DAYTON — A growing number of people installing dash-mounted cameras on their personal vehicles for their own protection has also become a handy resource for area police departments investigating crashes and even some crimes.
Last week, a Dayton Fire Department fire engine was involved in a hit and run crash. It was considered an open case until a citizen reported to police that they had footage that captured the incident.
“Luckily a citizen reported that they had a personal dashcam in their car, they provided that footage to the police department, which ultimately is going to help solve this case,” Sgt. Gordon Cairns, Dayton Police Traffic Services Unit supervisor told News Center 7′s Mike Campbell.
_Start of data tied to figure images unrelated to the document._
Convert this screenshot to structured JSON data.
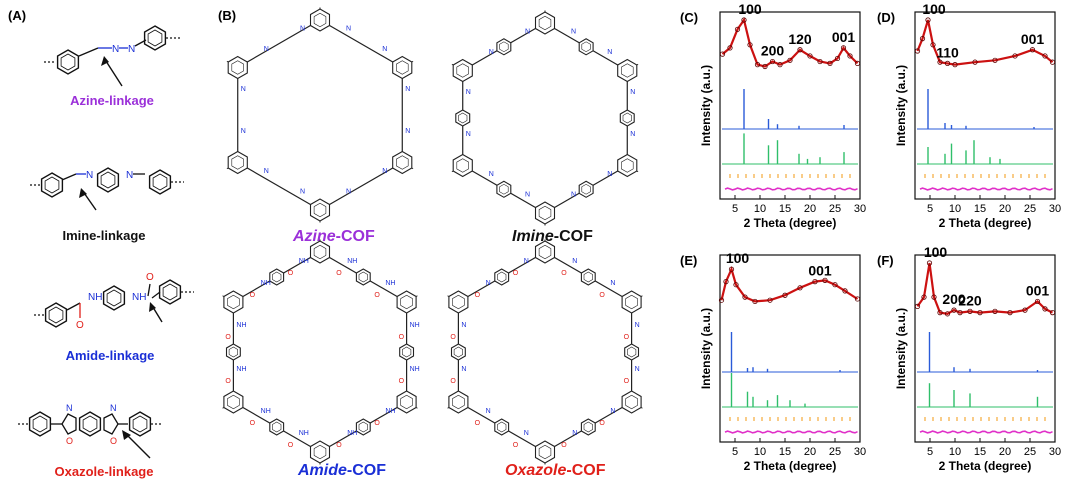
{
  "panels": {
    "A": "(A)",
    "B": "(B)",
    "C": "(C)",
    "D": "(D)",
    "E": "(E)",
    "F": "(F)"
  },
  "linkages": [
    {
      "label": "Azine-linkage",
      "color": "#9b30d9"
    },
    {
      "label": "Imine-linkage",
      "color": "#111111"
    },
    {
      "label": "Amide-linkage",
      "color": "#1a2fd6"
    },
    {
      "label": "Oxazole-linkage",
      "color": "#e0201a"
    }
  ],
  "cofs": [
    {
      "name": "Azine",
      "suffix": "-COF",
      "color": "#9b30d9"
    },
    {
      "name": "Imine",
      "suffix": "-COF",
      "color": "#111111"
    },
    {
      "name": "Amide",
      "suffix": "-COF",
      "color": "#1a2fd6"
    },
    {
      "name": "Oxazole",
      "suffix": "-COF",
      "color": "#e0201a"
    }
  ],
  "atoms": {
    "N": "N",
    "O": "O",
    "NH": "NH",
    "H": "H"
  },
  "xrd_common": {
    "ylabel": "Intensity (a.u.)",
    "xlabel": "2 Theta (degree)",
    "colors": {
      "exp": "#cc1111",
      "blue": "#2a5bd8",
      "green": "#2fbf6a",
      "orange": "#f39a12",
      "pink": "#e030c8"
    }
  },
  "chart_data": [
    {
      "type": "line",
      "panel": "C",
      "xlim": [
        2,
        30
      ],
      "xticks": [
        5,
        10,
        15,
        20,
        25,
        30
      ],
      "xlabel": "2 Theta (degree)",
      "ylabel": "Intensity (a.u.)",
      "peaks": [
        {
          "label": "100",
          "x": 6.8
        },
        {
          "label": "200",
          "x": 12.5
        },
        {
          "label": "120",
          "x": 18
        },
        {
          "label": "001",
          "x": 26.7
        }
      ],
      "series": [
        {
          "name": "experimental",
          "points": [
            [
              2.5,
              0.45
            ],
            [
              4,
              0.55
            ],
            [
              5.5,
              0.85
            ],
            [
              6.8,
              1.0
            ],
            [
              8,
              0.6
            ],
            [
              9.5,
              0.28
            ],
            [
              11,
              0.25
            ],
            [
              12.5,
              0.33
            ],
            [
              14,
              0.28
            ],
            [
              16,
              0.35
            ],
            [
              18,
              0.52
            ],
            [
              20,
              0.42
            ],
            [
              22,
              0.33
            ],
            [
              24,
              0.3
            ],
            [
              25.5,
              0.38
            ],
            [
              26.7,
              0.55
            ],
            [
              28,
              0.42
            ],
            [
              29.5,
              0.3
            ]
          ]
        },
        {
          "name": "blue-simulated",
          "peaks": [
            [
              6.8,
              1.0
            ],
            [
              11.7,
              0.25
            ],
            [
              13.5,
              0.12
            ],
            [
              17.8,
              0.08
            ],
            [
              26.8,
              0.1
            ]
          ]
        },
        {
          "name": "green-simulated",
          "peaks": [
            [
              6.8,
              0.9
            ],
            [
              11.7,
              0.55
            ],
            [
              13.5,
              0.7
            ],
            [
              17.8,
              0.3
            ],
            [
              19.5,
              0.15
            ],
            [
              22,
              0.2
            ],
            [
              26.8,
              0.35
            ]
          ]
        }
      ]
    },
    {
      "type": "line",
      "panel": "D",
      "xlim": [
        2,
        30
      ],
      "xticks": [
        5,
        10,
        15,
        20,
        25,
        30
      ],
      "xlabel": "2 Theta (degree)",
      "ylabel": "Intensity (a.u.)",
      "peaks": [
        {
          "label": "100",
          "x": 4.6
        },
        {
          "label": "110",
          "x": 8.5
        },
        {
          "label": "001",
          "x": 25.5
        }
      ],
      "series": [
        {
          "name": "experimental",
          "points": [
            [
              2.5,
              0.5
            ],
            [
              3.5,
              0.7
            ],
            [
              4.6,
              1.0
            ],
            [
              5.6,
              0.6
            ],
            [
              7,
              0.32
            ],
            [
              8.5,
              0.3
            ],
            [
              10,
              0.28
            ],
            [
              14,
              0.32
            ],
            [
              18,
              0.35
            ],
            [
              22,
              0.42
            ],
            [
              25.5,
              0.52
            ],
            [
              28,
              0.42
            ],
            [
              29.5,
              0.32
            ]
          ]
        },
        {
          "name": "blue-simulated",
          "peaks": [
            [
              4.6,
              1.0
            ],
            [
              8,
              0.15
            ],
            [
              9.3,
              0.1
            ],
            [
              12.2,
              0.08
            ],
            [
              25.8,
              0.05
            ]
          ]
        },
        {
          "name": "green-simulated",
          "peaks": [
            [
              4.6,
              0.5
            ],
            [
              8,
              0.3
            ],
            [
              9.3,
              0.6
            ],
            [
              12.2,
              0.4
            ],
            [
              13.8,
              0.7
            ],
            [
              17,
              0.2
            ],
            [
              19,
              0.15
            ]
          ]
        }
      ]
    },
    {
      "type": "line",
      "panel": "E",
      "xlim": [
        2,
        30
      ],
      "xticks": [
        5,
        10,
        15,
        20,
        25,
        30
      ],
      "xlabel": "2 Theta (degree)",
      "ylabel": "Intensity (a.u.)",
      "peaks": [
        {
          "label": "100",
          "x": 4.3
        },
        {
          "label": "001",
          "x": 22
        }
      ],
      "series": [
        {
          "name": "experimental",
          "points": [
            [
              2.3,
              0.4
            ],
            [
              3.2,
              0.7
            ],
            [
              4.3,
              0.9
            ],
            [
              5.2,
              0.65
            ],
            [
              7,
              0.45
            ],
            [
              9,
              0.38
            ],
            [
              12,
              0.4
            ],
            [
              15,
              0.48
            ],
            [
              18,
              0.6
            ],
            [
              21,
              0.7
            ],
            [
              23,
              0.72
            ],
            [
              25,
              0.65
            ],
            [
              27,
              0.55
            ],
            [
              29.5,
              0.42
            ]
          ]
        },
        {
          "name": "blue-simulated",
          "peaks": [
            [
              4.3,
              1.0
            ],
            [
              7.5,
              0.1
            ],
            [
              8.6,
              0.12
            ],
            [
              11.5,
              0.08
            ],
            [
              26,
              0.05
            ]
          ]
        },
        {
          "name": "green-simulated",
          "peaks": [
            [
              4.3,
              1.0
            ],
            [
              7.5,
              0.45
            ],
            [
              8.6,
              0.3
            ],
            [
              11.5,
              0.2
            ],
            [
              13.5,
              0.35
            ],
            [
              16,
              0.2
            ],
            [
              19,
              0.1
            ]
          ]
        }
      ]
    },
    {
      "type": "line",
      "panel": "F",
      "xlim": [
        2,
        30
      ],
      "xticks": [
        5,
        10,
        15,
        20,
        25,
        30
      ],
      "xlabel": "2 Theta (degree)",
      "ylabel": "Intensity (a.u.)",
      "peaks": [
        {
          "label": "100",
          "x": 4.9
        },
        {
          "label": "200",
          "x": 9.8
        },
        {
          "label": "220",
          "x": 13
        },
        {
          "label": "001",
          "x": 26.5
        }
      ],
      "series": [
        {
          "name": "experimental",
          "points": [
            [
              2.5,
              0.3
            ],
            [
              3.8,
              0.45
            ],
            [
              4.9,
              1.0
            ],
            [
              5.8,
              0.45
            ],
            [
              7,
              0.2
            ],
            [
              8.5,
              0.18
            ],
            [
              9.8,
              0.24
            ],
            [
              11,
              0.2
            ],
            [
              13,
              0.22
            ],
            [
              15,
              0.2
            ],
            [
              18,
              0.22
            ],
            [
              21,
              0.2
            ],
            [
              24,
              0.24
            ],
            [
              26.5,
              0.38
            ],
            [
              28,
              0.26
            ],
            [
              29.5,
              0.2
            ]
          ]
        },
        {
          "name": "blue-simulated",
          "peaks": [
            [
              4.9,
              1.0
            ],
            [
              9.8,
              0.12
            ],
            [
              13,
              0.08
            ],
            [
              26.5,
              0.05
            ]
          ]
        },
        {
          "name": "green-simulated",
          "peaks": [
            [
              4.9,
              0.7
            ],
            [
              9.8,
              0.5
            ],
            [
              13,
              0.4
            ],
            [
              26.5,
              0.3
            ]
          ]
        }
      ]
    }
  ]
}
The crash involving the fire engine was just the latest instance of police using personal dash cameras to help solve a case. Cairns said recently submitted video from a driver’s personal dash camera helped establish facts in a deadly motorcycle crash on I-75 near Stanley Avenue in July.
In the weeks after the crash, police had asked the public for assistance in getting information to help establish what happened.
The motorcyclist, Stephen Downey, 42, of Miamisburg, was killed in the crash after hitting a dump truck. Cairns said the dashcam footage submitted to police showed the motorcyclist was riding in what police would consider an unsafe manner and cut-off the dump truck driver before the deadly collision.
Dashcam footage is becoming so widespread that its sometimes referred to as the “silent witness” in police investigations.
One industry watchdog said the number of cameras sold jumped 20 percent from 2017 to 2018. While there was a slight drop during pandemic lockdowns, sales are expected to increase another 35 percent this year.
Police believe citizen dashcam footage will become a common tool for them to use even for minor neighborhood and roadway incidents. Cairns said another case his unit is working involved a simple rear-end collision on the highway, but one vehicle left the scene. Police are reviewing submitted citizen dash cam footage to identify the driver and vehicle involved.
The advent and implementation of the new technology has been considered a welcome bit of assistance for police. Investigators welcome anyone who witnesses a crime or incident that was captured on a personal dashcam to contact police and review the video to help solve the case.